Unravelling Angry Thoughts with Mindfulness

Unravelling Angry Thoughts with Mindfulness

I have experienced deep wounds or negative experiences where anger was a very normal and healthy emotional response.

However, for a very long time, I didn’t know how to heal from these experiences. I didn’t know how to process and release my emotions. And so all the emotions sat within me festering. I eventually learned that keeping all these negative emotions suppressed is not healthy or helpful.

Anger for me was probably the most obvious of the negative emotions. It was the loudest emotion.

One of the things that happened is that the anger popped up frequently to try and get my attention. It wanted me to know that it needed help. It needed to be processed and released. But I didn’t understand this at the time. So I just kept on suppressing it. I also judged it as bad and judged myself for being so angry.

But the anger kept trying to get my attention. I had lots of angry thoughts. I reacted with anger to situations, events, discussions that wouldn’t normally provoke anger.

When I learned mindfulness meditation I started to become aware of my thoughts and was shocked to notice how many angry thoughts were circulating in my mind. It was a loop of angry thoughts that went round and round.

As I became aware of this mental pattern that had developed over time, I started to practice not engaging with those thoughts. When I noticed I was already engaged in these angry thoughts I would try to break out of it and focus on other more positive thoughts.

I learned along the way that my thoughts create emotions. So I continued to practice being mindful of what thoughts I was engaging with. I practised disengaging from the negative thought patterns and moving my attention to positive thoughts.

This helped to create a new mental habit or pattern. A new neural pathway in my brain. So that my default mental focus wasn’t on the negative or angry thoughts. Over time my mental focus became more balanced and even positive.

But as time went on the angry thoughts didn’t go away, they still popped up more than I wanted them to. As I progressed on my healing journey, I realised this was because there was still a lump of negative and angry emotions sitting inside me waiting to be healed, to be processed and released.

As I learned how to heal and process these emotions I noticed the angry thoughts became less and less pronounced.

However the healing process happens in layers, so it took many layers of healing before the angry thoughts faded away.

When the emotional healing was done or substantially done, I would of course still have angry thoughts from time to time.

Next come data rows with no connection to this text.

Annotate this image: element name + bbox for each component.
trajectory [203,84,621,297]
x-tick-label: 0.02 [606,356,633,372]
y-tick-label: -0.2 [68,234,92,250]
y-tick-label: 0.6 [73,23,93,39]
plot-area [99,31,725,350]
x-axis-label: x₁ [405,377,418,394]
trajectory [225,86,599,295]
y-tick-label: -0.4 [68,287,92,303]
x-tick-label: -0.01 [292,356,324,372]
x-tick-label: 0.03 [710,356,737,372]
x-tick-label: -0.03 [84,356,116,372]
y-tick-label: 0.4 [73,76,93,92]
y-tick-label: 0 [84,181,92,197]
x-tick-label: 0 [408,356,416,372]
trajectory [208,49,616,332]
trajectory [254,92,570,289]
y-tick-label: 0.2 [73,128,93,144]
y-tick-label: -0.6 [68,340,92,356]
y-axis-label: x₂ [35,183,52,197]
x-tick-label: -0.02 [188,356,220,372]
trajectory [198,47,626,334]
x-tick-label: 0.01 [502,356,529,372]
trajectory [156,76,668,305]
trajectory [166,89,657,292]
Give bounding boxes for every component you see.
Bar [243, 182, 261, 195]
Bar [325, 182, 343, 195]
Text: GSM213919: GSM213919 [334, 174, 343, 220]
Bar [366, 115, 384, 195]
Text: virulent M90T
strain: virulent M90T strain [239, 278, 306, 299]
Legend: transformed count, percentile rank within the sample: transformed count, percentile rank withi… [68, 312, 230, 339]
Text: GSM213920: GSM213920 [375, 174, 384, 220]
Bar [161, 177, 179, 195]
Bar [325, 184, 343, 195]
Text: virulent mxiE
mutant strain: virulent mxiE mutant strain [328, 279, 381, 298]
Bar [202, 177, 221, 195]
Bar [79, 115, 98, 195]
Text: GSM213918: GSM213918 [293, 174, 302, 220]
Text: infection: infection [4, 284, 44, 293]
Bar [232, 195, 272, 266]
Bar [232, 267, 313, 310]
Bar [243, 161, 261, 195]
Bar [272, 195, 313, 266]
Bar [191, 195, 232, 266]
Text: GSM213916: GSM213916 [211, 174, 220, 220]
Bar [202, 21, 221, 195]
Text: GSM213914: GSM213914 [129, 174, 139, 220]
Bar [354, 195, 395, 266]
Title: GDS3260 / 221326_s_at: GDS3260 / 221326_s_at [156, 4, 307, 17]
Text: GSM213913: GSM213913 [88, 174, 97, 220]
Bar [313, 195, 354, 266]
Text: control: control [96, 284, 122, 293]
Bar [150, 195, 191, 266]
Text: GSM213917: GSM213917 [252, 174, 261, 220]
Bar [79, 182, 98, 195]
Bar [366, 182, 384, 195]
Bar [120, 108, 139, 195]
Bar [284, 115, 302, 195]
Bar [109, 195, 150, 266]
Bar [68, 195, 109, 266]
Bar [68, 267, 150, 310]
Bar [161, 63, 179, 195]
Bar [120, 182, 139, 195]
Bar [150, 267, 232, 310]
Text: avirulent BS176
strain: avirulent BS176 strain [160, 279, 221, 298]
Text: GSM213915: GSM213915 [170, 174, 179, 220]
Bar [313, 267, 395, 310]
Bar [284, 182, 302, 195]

This took me back to checking in to see if there was another layer of emotions that needed to be healed.

Or was this just a mental pattern or habit and I needed to refocus my mental attention to a more positive thought that would in turn create a more positive emotion.

Was it a default response to an old trigger, did I need to practice responding differently.

Was is in response to media, tv, or other environmental factors.

Or was it a new situation I was in where anger was in fact a healthy response.

Being mindful or aware of my thoughts is important for me so that I notice quickly if I’ve developed or slipped into negative thought patterns. I can then check in to find out why this is happening and make whatever changes or adjustments are required.

This practice has helped me with my healing and to develop a more peaceful way of being. I know this practice will be a lifelong tool.